Bondi is now a backpackers’ destination, a tourist attraction, and the stalking-ground of estate agents

Young professional couples are moving in, and snapping up the flats that we once so despised – some at a million dollars and more apiece

...as their elderly owners go into retirement homes, and need to turn their earlier investments into realisable cash

Bondi is in the process of being, as the Americans say, “yupped”

(“They’re coming over the hill from Double Bay and Bellevue Hill!” one startled left-wing Labor councillor complained a few years ago - as if somehow there was the possibility of stopping them)

What was, when I was growing up, a lower-middle-class (if not working-class) suburb is now the realm of the upward-mobile – the “yuppies” – and, increasingly, the wealthy

Australia’s richest man, James Packer, lives across Campbell Parade from us

Baby shops are opening up in the streets behind the Strip, and the ever-burgeoning cafe scene has prams outside, with bowls for their customers’ Weimaraners to drink from

 

Bondi now has Serious Cultural Events (such as Sculpture by the Sea, art exhibitions in the Pavilion, short-film festivals, etc)

...as well as noisy pop concerts, concatenations of kites (“the Festival of the Winds”), and (until recently) naked board-riding displays in the twilight

Not to mention the annual influx of migrating, lobster-skinned Poms on Xmas Day

These days hardly a week goes by – summer or winter – without some event or other taking place at the Pavilion, or in what is now called, grandiloquently, Bondi Park

(it had no name when I was growing up – it was just part of the beach)

We now have “the Paris end of the Beach”

(that’s where we and James are, at the south end – facing north)

...the “artists’ street” (Lamrock Avenue, for gawd’s sake)

An expensive Jewish retirement complex has recently been opened in (rather appropriately, I thought) Flood Street, on the edge of Bondi Junction

which itself boasts the most modern Westfield Shopping Town in Sydney – upmarketing Double Bay and Paddington as THE place to shop in the Eastern Suburbs

Needless to say, as our CyberBONDI listings show, all the infrastructure for catering to the well-off has also set up business in and around what we kids called “the Jungo”

I dare say we have more doctors, dentists, prosthesists, podiatrists, psychotherapists, yoga teachers, foot-spas, nail salons, Shiatsu masseurs, Tarot card-readers, iridologists, naturopaths, and other what are now called “auxiliary health practitioners” and New Age prophets than you can poke the proverbial stick at

 (I am sure we have more hair salons and beauty parlours per square inch than any other purlieu in Australia)

When, in 1986, Sandra and I returned from New York to take up residence in the apartment we had bought in the block that my firm (Kerry Packer’s CPH) built in 1982...

(and which, due to my “in-house” connections, I had the opportunity to acquire “off the plan”)

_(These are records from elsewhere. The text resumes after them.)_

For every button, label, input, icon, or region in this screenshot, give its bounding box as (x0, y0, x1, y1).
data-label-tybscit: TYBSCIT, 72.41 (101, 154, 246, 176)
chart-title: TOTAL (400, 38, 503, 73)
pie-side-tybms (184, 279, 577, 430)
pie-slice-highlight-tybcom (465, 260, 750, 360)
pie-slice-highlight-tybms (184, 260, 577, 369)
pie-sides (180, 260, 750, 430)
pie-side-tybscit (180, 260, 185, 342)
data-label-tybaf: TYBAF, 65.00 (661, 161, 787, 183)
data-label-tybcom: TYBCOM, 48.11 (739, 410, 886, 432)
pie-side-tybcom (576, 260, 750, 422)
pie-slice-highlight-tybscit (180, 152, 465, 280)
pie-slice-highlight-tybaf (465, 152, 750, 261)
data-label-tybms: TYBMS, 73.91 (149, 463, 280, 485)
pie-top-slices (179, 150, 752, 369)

...I happened to take an early-morning stroll down the Campbell Parade that I had known so well, and which was then in the early stages of coming up in the world

Outside the Biltmore Private Hotel – today a backpacker hostel - I encountered a group of late-partygoers, trying to hail a taxi, presumably to return to their suburban homes (or else to go to Kings Cross, to party on)

One of them said to me:  “Excuse me, sir, but can you tell me where the edge of reality is?”

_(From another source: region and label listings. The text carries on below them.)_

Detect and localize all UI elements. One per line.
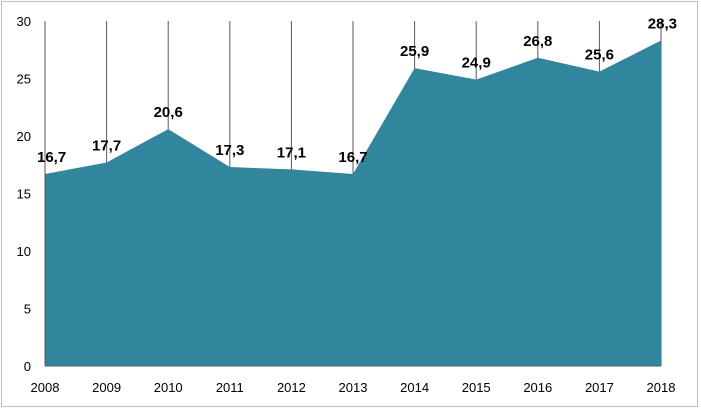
data-label: 20,6 <box>154 104 183 121</box>
x-tick-labels: 2008 2009 2010 2011 2012 2013 2014 2015 2016 2017… <box>31 380 676 395</box>
x-tick-label: 2015 <box>462 380 491 395</box>
x-tick-label: 2010 <box>154 380 183 395</box>
data-label: 16,7 <box>37 149 66 166</box>
data-label: 25,6 <box>585 47 614 64</box>
y-tick-label: 5 <box>24 302 31 317</box>
data-label: 17,7 <box>92 137 121 154</box>
y-tick-label: 10 <box>17 244 31 259</box>
data-label: 25,9 <box>400 43 429 60</box>
data-label: 28,3 <box>648 16 677 33</box>
y-tick-label: 15 <box>17 187 31 202</box>
area-series <box>45 40 661 367</box>
y-tick-labels: 0 5 10 15 20 25 30 <box>17 14 31 374</box>
x-tick-label: 2009 <box>92 380 121 395</box>
x-tick-label: 2014 <box>400 380 429 395</box>
data-labels: 16,7 17,7 20,6 17,3 17,1 16,7 25,9 24,9 26,8 25,6… <box>37 16 677 166</box>
data-label: 26,8 <box>523 33 552 50</box>
x-tick-label: 2008 <box>31 380 60 395</box>
y-tick-label: 30 <box>17 14 31 29</box>
x-tick-label: 2017 <box>585 380 614 395</box>
y-tick-label: 25 <box>17 72 31 87</box>
y-tick-label: 0 <box>24 359 31 374</box>
y-tick-label: 20 <box>17 129 31 144</box>
x-tick-label: 2013 <box>339 380 368 395</box>
x-tick-label: 2018 <box>647 380 676 395</box>
data-label: 24,9 <box>462 55 491 72</box>
x-tick-label: 2012 <box>277 380 306 395</box>
data-label: 17,3 <box>215 142 244 159</box>
x-tick-label: 2011 <box>216 380 244 395</box>
data-label: 17,1 <box>277 144 306 161</box>
x-tick-label: 2016 <box>523 380 552 395</box>
data-label: 16,7 <box>338 149 367 166</box>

I paused and pondered for a moment

Good question, I thought

“I’m sorry,” I replied, “but I don’t think you will find it at Bondi.”

Today, I’m not so sure

R

*Bondi was also a very popular place with the pre-settlement aboriginal population of Sydney.  Bondi is apparently an aboriginal word for “the sound of waves” – though another, and disputed, derivation has it that the word means “the place where the fight with nulla-nullas happened”.  Indeed, this latter derivation has going for it the fact that the north end of Bondi originally had some sort of aboriginal tool factory, due to the fact that igneous rock from the pre-historic volcano was available there for such manufacturing pursuits.